Inflation… it's only temporary, right? That's what the Biden Administration told us in July 2021. According to experts, inflation would be “transitory” or short-lived. However, the latest record-breaking rate of 9.1% inflation tells a very different story.
If you drive, and shop for goods, services, or groceries, you have felt inflation's sting on businesses and families. In other words, if you are alive, you are feeling it.
It is getting harder and harder for many families, single adults, and senior citizens to buy enough food and gasoline. It is harder to pay the rent and utilities. It is harder to afford healthcare and prescriptions.
Interest rates are rising, from mortgages and car loans to credit cards. Inevitably, Americans will be in deeper debt because of the runaway inflation.
With the rising cost of so many goods and services, you probably have not thought about the increasing cost of state government. Did you know that the budget for state government has increased by 15% or $11.5 BILLION since Governor Scott Walker left office? That is the equivalent of $2,000 more in costs for every man, woman, and child living in Wisconsin.
The State of Illinois—with nearly 13 million residents—recently approved its annual budget for $46 billion. What's Wisconsin's annualized state budget? Is it almost $44 billion to serve fewer than 6 million residents?
Wisconsin has more state government than we need or can afford.
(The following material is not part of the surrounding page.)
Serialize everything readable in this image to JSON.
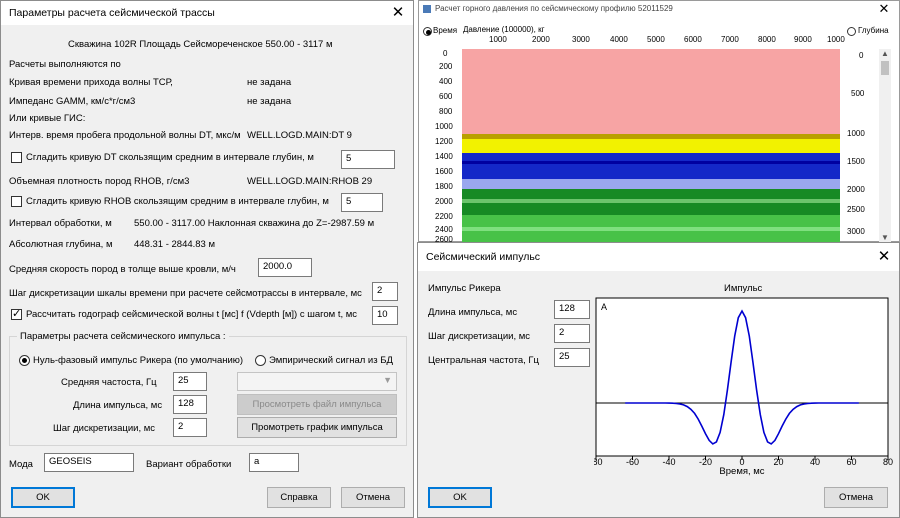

For instance, five state agencies offer economic development programs and services…FIVE. We don't need five agencies providing similar services; one accountable economic development agency would be sufficient.
Wisconsin has at least three state agencies involved in job training and other workforce development programs and services. Again, we do not need three; one will do.
The same is true with housing. Wisconsin has at least three state agencies dealing with housing. One state agency would be sufficient.
All the overlap causes confusion and, more importantly, is costing Wisconsin taxpayers who are paying for more state staff, facilities, and pension liability than is necessary. It is time to rein in state government's cost, size, taxes, and regulations, so we can give taxpayers some of their money back and let them keep more of their paycheck in the future.
Let's start by reducing the amount of redundancy and overlapping programs and services. We should consolidate agencies, which will allow us to reduce the number of state staff. Reducing the number of staff employees will also allow us to reduce the number of state-owned office buildings, which are tax-exempt and costs taxpayers to maintain.
Would you believe, in several cases, it is more expensive to house staff at a state-owned building than to rent privately owned space? We should sell off unnecessary properties to the private sector, put them back on the tax rolls, and retire debt.
The next Governor and I cannot reduce the prices of other items, but we sure can rein in state government, so it costs less and is more accountable. State government needs to be reformed, and I have the experience to help our next Governor make smart cuts and streamline agencies so that you can keep more of your money.
Will Martin is a candidate seeking the Republican nomination for Lt. Governor. In addition to being a small business owner for 20 years and advising government and private-sector agencies in Great Britain, The Netherlands, and Israel, Martin has served in multiple senior leadership roles for Governors Thompson and Walker.